Selain dipaksakan, pihaknya pun menilai bahwa Perppu ini membuat posisi pekerja atau buruh, semakin rendah daya tawarnya. Hal itu berkaitan dengan pengaturan mengenai upah minimum, outsourcing dan waktu kerja.
Ia menjelaskan, penetapan upah minimum kabupaten/kota dalam pasal 88c berbunyi ‘Ketentuan lebih lanjut mengenai tata cara penetapan upah minimum sebagaimana dimaksud pada ayat (4) dan syarat tertentu sebagaimana dimaksud pada ayat (6) diatur dalam Peraturan Pemerintah’.
“Peraturan Pemerintah yang dimaksud adalah PP Nomor 36 tahun 2021, yang dimana PP itu termasuk turunan dari Undang-Undang Omnibus Law.
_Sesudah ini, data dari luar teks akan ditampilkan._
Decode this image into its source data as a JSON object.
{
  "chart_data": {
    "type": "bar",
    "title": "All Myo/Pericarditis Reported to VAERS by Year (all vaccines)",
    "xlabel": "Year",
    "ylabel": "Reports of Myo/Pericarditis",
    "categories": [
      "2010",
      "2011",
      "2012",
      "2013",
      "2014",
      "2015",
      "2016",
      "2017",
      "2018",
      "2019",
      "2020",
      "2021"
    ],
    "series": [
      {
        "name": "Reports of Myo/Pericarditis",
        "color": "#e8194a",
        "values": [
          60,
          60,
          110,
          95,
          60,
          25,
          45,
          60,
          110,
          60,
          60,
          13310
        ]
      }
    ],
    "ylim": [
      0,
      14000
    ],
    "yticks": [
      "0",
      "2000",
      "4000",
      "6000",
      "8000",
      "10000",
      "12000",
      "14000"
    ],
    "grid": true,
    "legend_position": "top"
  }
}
Dan saat ini Undang-Undang Omnibus Law dinyatakan cacat formil karena proses pengesahannya tidak sesuai dengan aturan dan tidak memenuhi unsur keterbukaan,” katanya.
Ia menegaskan, Mahkamah Konstitusi telah menyatakan bahwasa Undang-undang Cipta Kerja dinyatakan inkonstitusional. Sehingga dalam penetapan upah minimum kerja menurutnya, tidak layak menggunakan Peraturan Pemerintah Nomor 36 tahun 2021.
Lalu terkait dengan outsourcing yang diatur dalam pasal 81 point 19-21. Menurutnya, dalam Perppu Cipta Kerja tidak ada ketentuan baku bidang apa saja yang boleh menggunakan tenaga outsourcing, sehingga semua jenis pekerjaan boleh menggunakan sistem outsourcing.
“Meski demikian, Perppu juga menjelaskan bahwa aturan lebih jauh mengenai tenaga alih daya ini akan diatur dalam Peraturan Pemerintah Nomor 36 Tahun 2021. Seperti dijelaskan pada penjelasan Penetapan Upah Minimum yang dimana Peraturan tersebut tidak bisa digunakan,” ucapnya.
Oleh karena itu, pihaknya pun menyampaikan tiga tuntutan kepada Presiden dan DPR RI terkait dengan Perppu Cipta Kerja. Pertama, Presiden Joko Widodo agar menarik kembali Perppu Nomor 2 Tahun 2022 tentang Cipta Kerja.
“Kedua, DPR RI untuk tidak menyetujui penerbitan Perppu Nomor 2 Tahun 2022 tentang Cipta Kerja. Ketiga, Presiden dan DPR RI untuk menghentikan segala bentuk pembangkangan terhadap konstitusi dan kedaulatan rakyat,” tandasnya.(DZH/PBN)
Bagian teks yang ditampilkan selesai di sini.